Andrew Carr is the Nuffield Professor of Orthopaedic Surgery at the University of Oxford and trained at Bristol, Sheffield, Oxford, Seattle and Melbourne. He established the shoulder surgery service in Oxford and is past President of the British Shoulder and Elbow Surgery Society. He was a Non-Executive Director and then Divisional Director of the Nuffield Orthopaedic Centre during the formation of Oxford University Hospitals NHS Trust. He is currently an elected Council member of the Royal College of Surgeons of England
His research has focussed on the development and evaluation of surgical implants. Whilst working with John Goodfellow, he defined the use of the Oxford Knee as a partial knee replacement which has been implanted in over two million people worldwide. He pioneered the importance of patients’ views in assessing the outcome of surgery and the Oxford Scores, which he co-invented are now used globally to assess patient outcomes and direct health policy. He has improved the infrastructure for clinical trials for orthopaedic surgery in the UK and co-founded the Royal College of Surgeons of England Trial Unit in Oxford in 2012. He has contributed to novel trial designs including the controversial use of placebo surgery controls. His laboratory has invented new surgical implants using electrospun fibres that improve cell growth and tissue healing after surgery.

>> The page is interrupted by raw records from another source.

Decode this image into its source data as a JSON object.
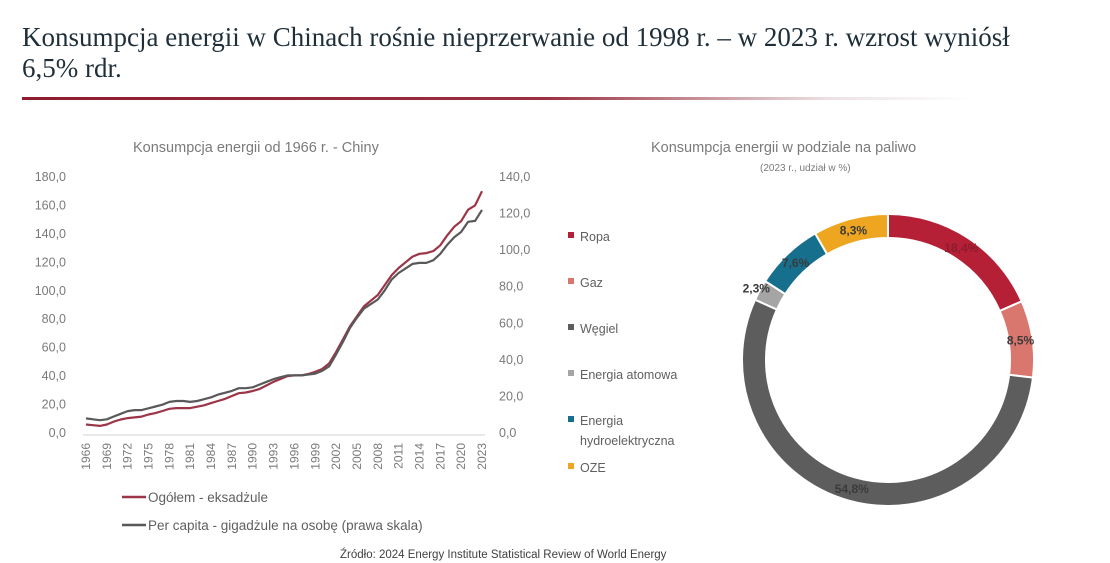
{
  "slide": {
    "title": "Konsumpcja energii w Chinach rośnie nieprzerwanie od 1998 r. – w 2023 r. wzrost wyniósł 6,5% rdr.",
    "source": "Źródło: 2024 Energy Institute Statistical Review of World Energy"
  },
  "colors": {
    "accent": "#8e1c2e",
    "primary_line": "#9b3547",
    "secondary_line": "#595959"
  },
  "chart_data": [
    {
      "type": "line",
      "title": "Konsumpcja energii od 1966 r. - Chiny",
      "x": [
        1966,
        1967,
        1968,
        1969,
        1970,
        1971,
        1972,
        1973,
        1974,
        1975,
        1976,
        1977,
        1978,
        1979,
        1980,
        1981,
        1982,
        1983,
        1984,
        1985,
        1986,
        1987,
        1988,
        1989,
        1990,
        1991,
        1992,
        1993,
        1994,
        1995,
        1996,
        1997,
        1998,
        1999,
        2000,
        2001,
        2002,
        2003,
        2004,
        2005,
        2006,
        2007,
        2008,
        2009,
        2010,
        2011,
        2012,
        2013,
        2014,
        2015,
        2016,
        2017,
        2018,
        2019,
        2020,
        2021,
        2022,
        2023
      ],
      "x_tick_labels": [
        "1966",
        "1969",
        "1972",
        "1975",
        "1978",
        "1981",
        "1984",
        "1987",
        "1990",
        "1993",
        "1996",
        "1999",
        "2002",
        "2005",
        "2008",
        "2011",
        "2014",
        "2017",
        "2020",
        "2023"
      ],
      "y_left": {
        "ylim": [
          0,
          180
        ],
        "ticks": [
          "0,0",
          "20,0",
          "40,0",
          "60,0",
          "80,0",
          "100,0",
          "120,0",
          "140,0",
          "160,0",
          "180,0"
        ]
      },
      "y_right": {
        "ylim": [
          0,
          140
        ],
        "ticks": [
          "0,0",
          "20,0",
          "40,0",
          "60,0",
          "80,0",
          "100,0",
          "120,0",
          "140,0"
        ]
      },
      "series": [
        {
          "name": "Ogółem - eksadżule",
          "axis": "left",
          "color": "#9b3547",
          "values": [
            6.0,
            5.5,
            5.0,
            6.0,
            8.0,
            9.5,
            10.5,
            11.0,
            11.5,
            13.0,
            14.0,
            15.5,
            17.0,
            17.5,
            17.5,
            17.5,
            18.5,
            19.5,
            21.0,
            22.5,
            24.0,
            26.0,
            28.0,
            28.5,
            29.5,
            31.0,
            33.5,
            36.0,
            38.0,
            40.0,
            40.5,
            40.5,
            41.5,
            43.0,
            45.0,
            49.0,
            57.0,
            66.0,
            75.0,
            82.0,
            89.0,
            93.0,
            97.0,
            104.0,
            111.0,
            116.0,
            120.0,
            124.0,
            126.0,
            126.5,
            128.0,
            132.0,
            139.0,
            145.0,
            149.0,
            157.0,
            160.0,
            170.0
          ]
        },
        {
          "name": "Per capita - gigadżule na osobę (prawa skala)",
          "axis": "right",
          "color": "#595959",
          "values": [
            8.0,
            7.5,
            7.0,
            7.5,
            9.0,
            10.5,
            12.0,
            12.5,
            12.5,
            13.5,
            14.5,
            15.5,
            17.0,
            17.5,
            17.5,
            17.0,
            17.5,
            18.5,
            19.5,
            21.0,
            22.0,
            23.0,
            24.5,
            24.5,
            25.0,
            26.5,
            28.0,
            29.5,
            30.5,
            31.5,
            31.5,
            31.5,
            32.0,
            32.5,
            34.0,
            36.5,
            43.0,
            50.0,
            57.5,
            63.0,
            68.0,
            70.5,
            73.0,
            78.0,
            84.0,
            87.5,
            90.0,
            92.5,
            93.0,
            93.0,
            94.5,
            98.0,
            103.0,
            107.0,
            110.0,
            115.5,
            116.0,
            122.0
          ]
        }
      ]
    },
    {
      "type": "pie",
      "title": "Konsumpcja energii w podziale na paliwo",
      "subtitle": "(2023 r., udział w %)",
      "slices": [
        {
          "label": "Ropa",
          "value": 18.4,
          "value_label": "18,4%",
          "color": "#b52036",
          "label_color": "#8e1c2e"
        },
        {
          "label": "Gaz",
          "value": 8.5,
          "value_label": "8,5%",
          "color": "#d9776e",
          "label_color": "#3a3a3a"
        },
        {
          "label": "Węgiel",
          "value": 54.8,
          "value_label": "54,8%",
          "color": "#5d5d5d",
          "label_color": "#3a3a3a"
        },
        {
          "label": "Energia atomowa",
          "value": 2.3,
          "value_label": "2,3%",
          "color": "#a5a5a5",
          "label_color": "#3a3a3a"
        },
        {
          "label": "Energia hydroelektryczna",
          "label_lines": [
            "Energia",
            "hydroelektryczna"
          ],
          "value": 7.6,
          "value_label": "7,6%",
          "color": "#176f8e",
          "label_color": "#3a3a3a"
        },
        {
          "label": "OZE",
          "value": 8.3,
          "value_label": "8,3%",
          "color": "#eea620",
          "label_color": "#3a3a3a"
        }
      ]
    }
  ]
}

He is author of over 450 publications, including more than 30 in the Lancet, BMJ and Nature Biotechnology, which have been cited over 44,000 times. He is is one of the 25 most cited surgical researchers globally. His research has featured in the media including the Times, the Guardian, the Daily Telegraph, the Observer, BBC Horizon, BBC news, BBC radio, CBS the Doctors, the New Statesman and Der Spiegel.
He was head of the department of orthopaedics, rheumatology and musculoskeletal sciences from 2001-2022. During his tenure the department grew to become the largest academic musculoskeletal department globally with 600 staff, over 100 postgraduate research students and an external grant portfolio of £180million. He led the development of the Botnar Research Institute which now houses over 300 multidisciplinary researchers. He was Director of the NIHR Biomedical Research Unit in Oxford from 2008-2017 and was instrumental in the relocation of the Kennedy Institute for Rheumatology to Oxford in 2013.
He is a fellow of the Academy of Medical Sciences and an NIHR Senior Investigator. His awards include an honorary Doctorate of Medicine from the University of Copenhagen, the Gold Medal of the British Orthopaedic Association and the Steindler Award from the USA. He is a Nuffield Medical Trustee, Chair of the Nuffield Oxford Hospitals Fund and Deputy Chair of Trustees of the University of Bristol.